Surprisingly, I'm finding Christmas hard. A little bit I resent all the hoopla; sometimes I want to shout: Don't you know my baby could have died?!If you are bearing a difficult load, it can weigh even heavier as you look around at all the holiday excitement. It may seem that everyone is happy, except you.
At the same time I'm very grateful she's alive and very aware that she might not have been. So you'd think I'd be really, really happy! In spiritual terms, Christmas is not very meaningful to me this year one way or the other. I feel a bit like God and I are on a journey together, seeing and doing a lot, but certainly not staying anywhere for any length of time.
Maybe you wonder how you can celebrate when you feel so numb.
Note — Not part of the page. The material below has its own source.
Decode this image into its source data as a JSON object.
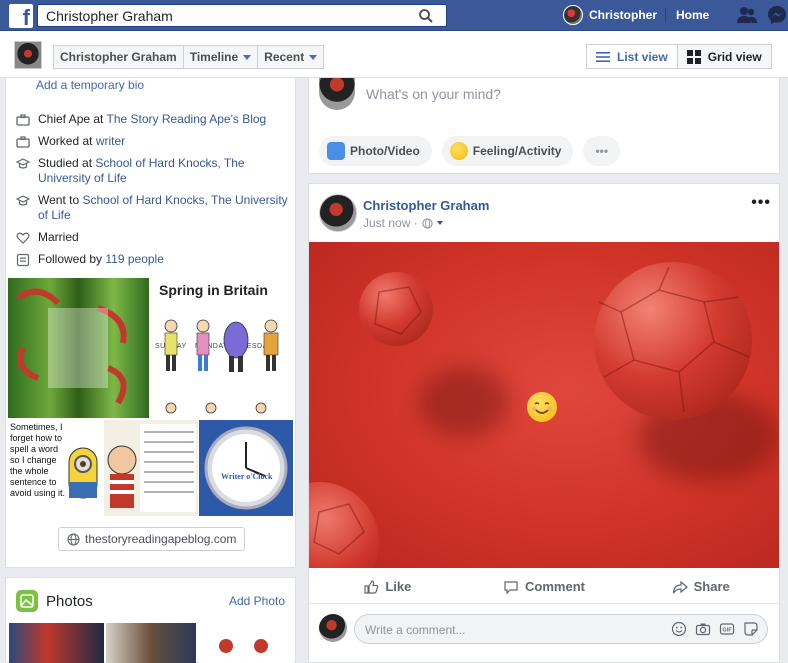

May I invite you to look over my shoulder at the letter I sent my friend? I pray it might be an encouragement to you.
It's not at all surprising that Christmas is hard for you this year. The reason for Christmas is the same as it ever was, and nothing is more essential to our lives than the incarnation.Sometimes, when things are going well, we might too easily forget that we have only one sure, immovable, dependable strength: Jesus, who was a baby once, and is always and forever God. That is what holds us and keeps us, whether or not we can carry out our traditions.
What's different for you, I expect, is that the traditions we wrap around Dec. 25 to make it different from other days, those traditions and activities are as nothing to you this year. In fact, the thought of them probably weighs like a lump of lead in your belly. So what!
Trees are nothing. Feasts are nothing. Lights are nothing. Music is nothing.
Only Christ matters. He is the only reason that you can be on any sort of journey with God, that you can have anything at all to do with God.
Only Jesus matters. Hold on to that. One time I told someone in hard times, "Just hang in there." But she corrected me, "I'm not just hanging in there. I'm trying to hang on to Jesus."
So please, just keep hanging on to Jesus.
May our decorations, gifts, and festivities—or lack of them—never block our view of Him, but always point us toward Him.